Les banquets du Canon français, traditionnellement organisés par des groupes d’extrême droite, ont été régulièrement pointés du doigt pour leur rôle dans la propagation de discours haineux et la multiplication des affrontements avec des contre-manifestants. À Caen, plusieurs sources locales ont confirmé à Libération la présence de heurts entre participants et opposants, ainsi que des dégradations matérielles. Les forces de l’ordre, déployées en nombre, ont dû intervenir à plusieurs reprises pour rétablir le calme.

La demande d’Arthur Delaporte s’ajoute à une série de critiques adressées par des associations et des élus locaux contre ces rassemblements. Les autorités préfectorales n’ont pas encore réagi officiellement à cette proposition d’interdiction, mais la préfecture du Calvados a indiqué qu’elle « étudiait avec attention les éléments transmis par les élus » concernant les événements du 18 avril. Une décision pourrait être annoncée dans les prochains jours, en fonction de l’analyse des rapports de police.

Et maintenant ?

Le gouvernement devrait se prononcer sous peu sur la demande d’interdiction des banquets du Canon français. Une réunion interministérielle, prévue dans les prochaines semaines, pourrait examiner les modalités d’une telle mesure. Si la décision est prise, elle entrerait en vigueur avant les prochains rassemblements prévus en juin. Les organisateurs des banquets, de leur côté, n’ont pas encore réagi publiquement à cette initiative politique.

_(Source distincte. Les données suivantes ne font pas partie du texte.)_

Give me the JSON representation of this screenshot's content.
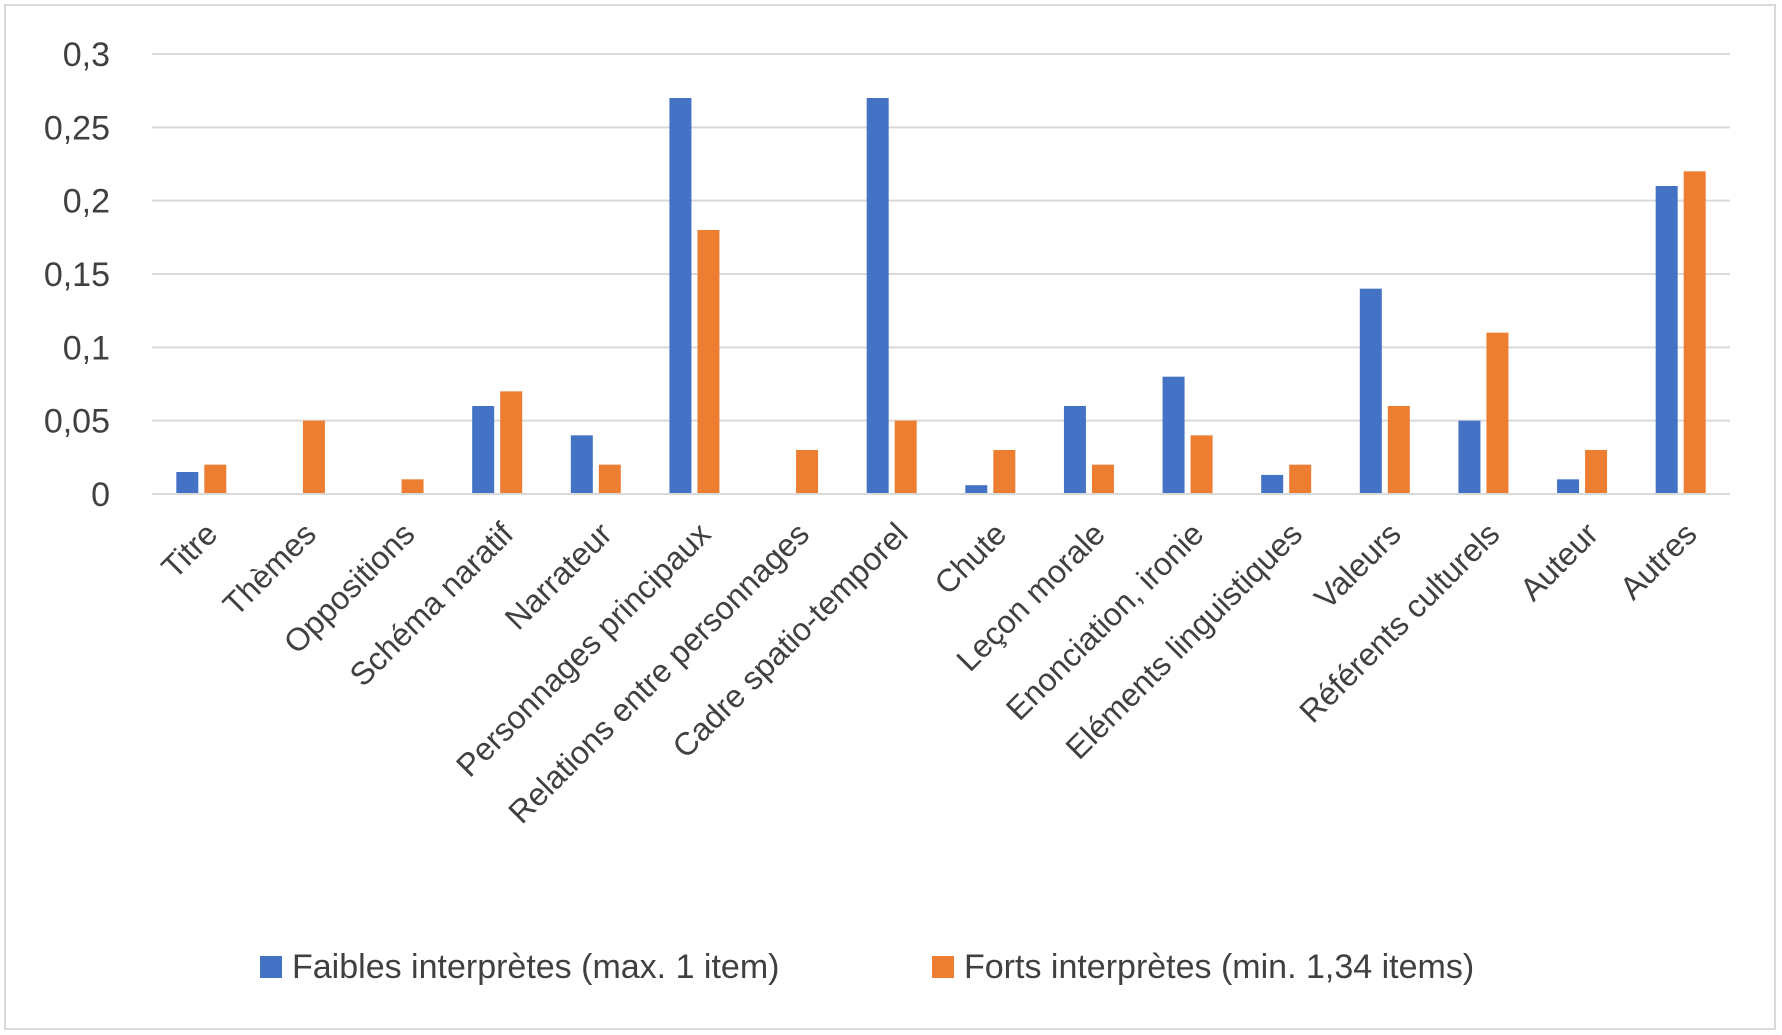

Cette affaire relance par ailleurs le débat sur la gestion des rassemblements à haut risque en France. Les autorités pourraient être amenées à renforcer les dispositifs de sécurité lors des manifestations futures, tout en évaluant la possibilité de sanctions ciblées contre les organisateurs en cas de troubles avérés. Pour l’instant, aucune date précise n’a été avancée pour une annonce officielle, mais la pression politique et médiatique ne faiblit pas.

Le Canon français est une organisation liée à des groupes d’extrême droite en France. Elle organise régulièrement des banquets, souvent associés à des discours politiques controversés et à des tensions avec les forces de l’ordre.